Man kann die École francaise in drei Punkten zusammenfassen:
1.) Anbetung: Die Größe
Gottes
führt dem Menschen seine geschöpfliche Nichtigkeit vor Augen. Diese
Größe aber ist so überwältigend, dass der Mensch ihn in seiner
Erhabenheit nur noch mit Hingabe anbeten kann.
2.) Christologie: In
jedem Tun
Jesu und in jeder Etappe oder Zuständlichkeit seines Lebens liegt ein
Mysterium verborgen, welches einer inneren Haltung entspricht. Dieses
Mysterium gilt es zu erkennen, Jesus Christus in ihm anzubeten und es
in das eigene Leben umzusetzen. Diese Nachamung Jesu ist nichts anderes
als die Nachfolge Christi, welche in den Freuden und Leiden des Leben
zu einer Teilhabe wird. Z. B. die Menschwerdung. In ihr ist Christus
zum "Nichts" geworden, hat sich selbst entäußert. So soll auch der
Christ nach Entäußerung streben.
3.) Marienverehrung:
Maria ist
die Nachfolgerin Christ schlechthin. So wird sie als großes Vorbild
verehrt und um ihre Fürbitte und Hilfe angerufen. Sie war Mensch wie
wir, so dürfen auch wir auf ein Gelingen unserer Nachfolge hoffen.

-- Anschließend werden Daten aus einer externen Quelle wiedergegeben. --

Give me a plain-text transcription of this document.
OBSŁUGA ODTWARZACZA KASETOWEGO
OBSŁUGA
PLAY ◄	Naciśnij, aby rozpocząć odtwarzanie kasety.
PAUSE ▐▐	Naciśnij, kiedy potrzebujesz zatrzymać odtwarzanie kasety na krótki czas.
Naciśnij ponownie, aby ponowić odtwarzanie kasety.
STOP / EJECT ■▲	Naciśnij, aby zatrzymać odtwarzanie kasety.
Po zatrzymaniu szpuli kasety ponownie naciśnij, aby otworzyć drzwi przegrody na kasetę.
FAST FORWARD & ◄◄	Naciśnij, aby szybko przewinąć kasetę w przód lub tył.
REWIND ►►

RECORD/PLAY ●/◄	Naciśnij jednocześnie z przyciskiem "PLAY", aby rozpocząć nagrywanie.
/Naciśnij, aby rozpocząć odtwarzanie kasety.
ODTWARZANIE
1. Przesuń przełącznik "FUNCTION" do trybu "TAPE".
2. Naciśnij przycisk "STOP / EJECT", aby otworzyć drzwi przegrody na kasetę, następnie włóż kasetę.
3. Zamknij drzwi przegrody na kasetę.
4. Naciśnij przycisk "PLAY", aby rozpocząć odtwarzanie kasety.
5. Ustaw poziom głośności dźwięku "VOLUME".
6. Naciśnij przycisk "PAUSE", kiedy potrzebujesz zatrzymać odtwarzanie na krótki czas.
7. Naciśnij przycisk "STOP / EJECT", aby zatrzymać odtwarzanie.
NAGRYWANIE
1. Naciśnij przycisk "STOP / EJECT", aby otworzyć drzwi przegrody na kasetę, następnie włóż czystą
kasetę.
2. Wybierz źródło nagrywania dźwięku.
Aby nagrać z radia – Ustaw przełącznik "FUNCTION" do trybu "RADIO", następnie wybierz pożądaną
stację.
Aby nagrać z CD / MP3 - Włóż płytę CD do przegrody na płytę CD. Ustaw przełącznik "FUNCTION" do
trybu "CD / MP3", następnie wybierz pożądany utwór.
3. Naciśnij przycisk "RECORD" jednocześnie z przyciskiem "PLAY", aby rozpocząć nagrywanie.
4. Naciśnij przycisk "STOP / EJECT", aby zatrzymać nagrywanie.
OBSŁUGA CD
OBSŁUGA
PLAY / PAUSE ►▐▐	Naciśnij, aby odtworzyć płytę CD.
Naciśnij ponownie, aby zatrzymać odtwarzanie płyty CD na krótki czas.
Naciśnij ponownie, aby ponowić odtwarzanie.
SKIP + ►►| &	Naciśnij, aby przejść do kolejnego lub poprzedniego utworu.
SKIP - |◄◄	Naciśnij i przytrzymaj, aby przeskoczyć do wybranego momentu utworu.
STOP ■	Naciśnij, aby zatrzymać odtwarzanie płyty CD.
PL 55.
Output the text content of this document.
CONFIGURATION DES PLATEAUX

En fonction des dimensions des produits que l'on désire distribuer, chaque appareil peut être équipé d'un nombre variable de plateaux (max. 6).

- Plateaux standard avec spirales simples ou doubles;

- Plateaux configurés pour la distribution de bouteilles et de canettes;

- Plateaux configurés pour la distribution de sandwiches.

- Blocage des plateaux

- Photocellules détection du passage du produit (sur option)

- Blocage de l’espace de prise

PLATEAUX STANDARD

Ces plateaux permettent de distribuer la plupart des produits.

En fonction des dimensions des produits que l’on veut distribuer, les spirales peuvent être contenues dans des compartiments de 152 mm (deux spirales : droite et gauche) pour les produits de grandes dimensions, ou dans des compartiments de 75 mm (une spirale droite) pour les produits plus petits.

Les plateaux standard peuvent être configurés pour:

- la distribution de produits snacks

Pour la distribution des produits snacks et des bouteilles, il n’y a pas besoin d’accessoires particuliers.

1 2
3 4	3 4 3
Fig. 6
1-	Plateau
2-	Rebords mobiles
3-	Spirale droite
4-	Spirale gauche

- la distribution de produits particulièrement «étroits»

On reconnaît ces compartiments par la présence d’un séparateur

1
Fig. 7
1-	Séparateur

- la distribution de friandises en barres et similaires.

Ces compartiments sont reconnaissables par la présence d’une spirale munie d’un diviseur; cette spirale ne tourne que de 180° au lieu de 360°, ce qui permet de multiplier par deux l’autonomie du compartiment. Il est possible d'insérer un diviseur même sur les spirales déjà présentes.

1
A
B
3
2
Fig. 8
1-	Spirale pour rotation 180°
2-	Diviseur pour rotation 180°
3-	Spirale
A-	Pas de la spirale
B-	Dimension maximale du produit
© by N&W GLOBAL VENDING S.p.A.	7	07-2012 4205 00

Priester und Ordensleute haben für die École francaise eine besondere
Bedeutung. Sie sind quasi Mittler der Gnade. Dies ist zum einen durch
die Sakramentenspendung bedingt, zum anderen aber durch ihren
geistlichen
Beruf. In ihm sollen sie sich besonders dem Gebet widmen und nach
Heiligkeit streben. Diese "Vertikale" wird dann unwillkürlich wieder in
die Horizontale ausströmen und somit zur "Erbauung" der
Mitchristen/-menschen. Dies hebt ihn nicht über seine Mitmenschen
hinaus, doch hat er durch sein "Alltagsgeschäft" ganz andere
Möglichkeiten. Diese soll er zum Wohl dieser Nutzen und ihnen
geistliche Hilfestellung bieten. Generell soll aber jeder Christ danach
streben.
Die Gefahr dieser Spiritualität liegt in einer Überziehung der
Anbetung, welche dann letztendlich zu einer Trennung zwischen
"Sakristei und Welt" führen kann, was zu einem vernachlässigen der
Sendung in die Welt führen kann. Laien und Kleriker driften dann in
eine Zweiklassengesellschaft ab - Sünder in der Welt und Heilige
Weltflüchter.
Oftmals wird gesagt, dass die École francaise in den 1930er Jahren
zerbrochen und heute ausgestorben sei. Dies ist jedoch nicht der Fall.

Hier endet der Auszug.